A machine learning approach to mapping canopy gaps in an indigenous tropical submontane forest using WorldView-3 multispectral satellite imagery

Abstract

Summary Selective logging in tropical forests may lead to deforestation and forest degradation, so accurate mapping of it will assist in forest restoration, among other ecological applications. This study aimed to track canopy tree loss due to illegal logging of the important hardwood tree Ocotea usambarensis in a closed-canopy submontane tropical forest by evaluating the mapping potential of the very-high-resolution WorldView-3 multispectral dataset using random forest (RF) and support vector machine (SVM) with radial basis function kernel classifiers. The results show average overall accuracies of 92.3 ± 2.6% and 94.0 ± 2.1% for the RF and SVM models, respectively.
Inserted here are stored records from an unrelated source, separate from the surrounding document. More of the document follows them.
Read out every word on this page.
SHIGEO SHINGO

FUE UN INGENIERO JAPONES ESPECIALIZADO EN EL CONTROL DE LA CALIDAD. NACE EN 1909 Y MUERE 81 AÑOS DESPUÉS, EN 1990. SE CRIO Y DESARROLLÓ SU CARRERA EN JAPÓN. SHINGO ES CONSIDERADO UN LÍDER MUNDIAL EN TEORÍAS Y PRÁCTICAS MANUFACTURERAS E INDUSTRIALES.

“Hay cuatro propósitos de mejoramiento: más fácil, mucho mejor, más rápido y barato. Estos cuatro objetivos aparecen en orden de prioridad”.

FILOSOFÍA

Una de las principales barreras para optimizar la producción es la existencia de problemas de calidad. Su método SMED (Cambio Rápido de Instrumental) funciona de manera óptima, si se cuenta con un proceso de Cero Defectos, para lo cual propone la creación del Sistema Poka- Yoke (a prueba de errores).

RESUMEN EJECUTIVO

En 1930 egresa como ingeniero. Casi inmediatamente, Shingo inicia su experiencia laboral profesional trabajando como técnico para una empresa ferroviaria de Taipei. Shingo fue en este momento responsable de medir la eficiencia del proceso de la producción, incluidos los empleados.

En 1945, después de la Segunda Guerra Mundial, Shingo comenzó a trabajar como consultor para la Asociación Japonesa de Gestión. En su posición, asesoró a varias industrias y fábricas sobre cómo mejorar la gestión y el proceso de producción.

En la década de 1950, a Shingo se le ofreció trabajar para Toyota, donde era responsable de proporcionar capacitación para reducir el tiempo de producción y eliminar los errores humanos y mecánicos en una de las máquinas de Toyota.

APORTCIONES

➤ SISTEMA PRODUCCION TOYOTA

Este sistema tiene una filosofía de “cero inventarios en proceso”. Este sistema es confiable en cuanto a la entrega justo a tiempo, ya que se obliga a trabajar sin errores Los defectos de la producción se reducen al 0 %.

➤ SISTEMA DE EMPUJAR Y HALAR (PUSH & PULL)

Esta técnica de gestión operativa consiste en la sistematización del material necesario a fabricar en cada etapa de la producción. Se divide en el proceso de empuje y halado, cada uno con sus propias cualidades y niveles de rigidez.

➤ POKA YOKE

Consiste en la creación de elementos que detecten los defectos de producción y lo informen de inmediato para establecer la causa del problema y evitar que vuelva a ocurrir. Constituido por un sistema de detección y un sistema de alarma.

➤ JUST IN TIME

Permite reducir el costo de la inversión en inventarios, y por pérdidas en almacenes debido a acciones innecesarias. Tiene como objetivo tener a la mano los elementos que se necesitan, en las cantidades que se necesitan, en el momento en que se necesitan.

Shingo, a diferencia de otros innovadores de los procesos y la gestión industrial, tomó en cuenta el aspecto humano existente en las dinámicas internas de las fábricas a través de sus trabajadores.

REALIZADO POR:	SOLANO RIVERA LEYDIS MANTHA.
Average kappa coefficients were 0.88 ± 0.03 for RF and 0.90 ± 0.02 for SVM. The user’s and producer’s accuracies for both classifiers were in the range of 84–100%. This study further indicates that vegetation indices derived from bands 5 and 6 helped detect canopy gaps in the study area. Both variable importance measurement in the RF algorithm and pairwise feature selection proved useful in identifying the most pertinent variables in the classification of canopy gaps. These findings could allow forest managers to improve methods of detecting canopy gaps at larger scales using remote sensing data and relatively little additional fieldwork.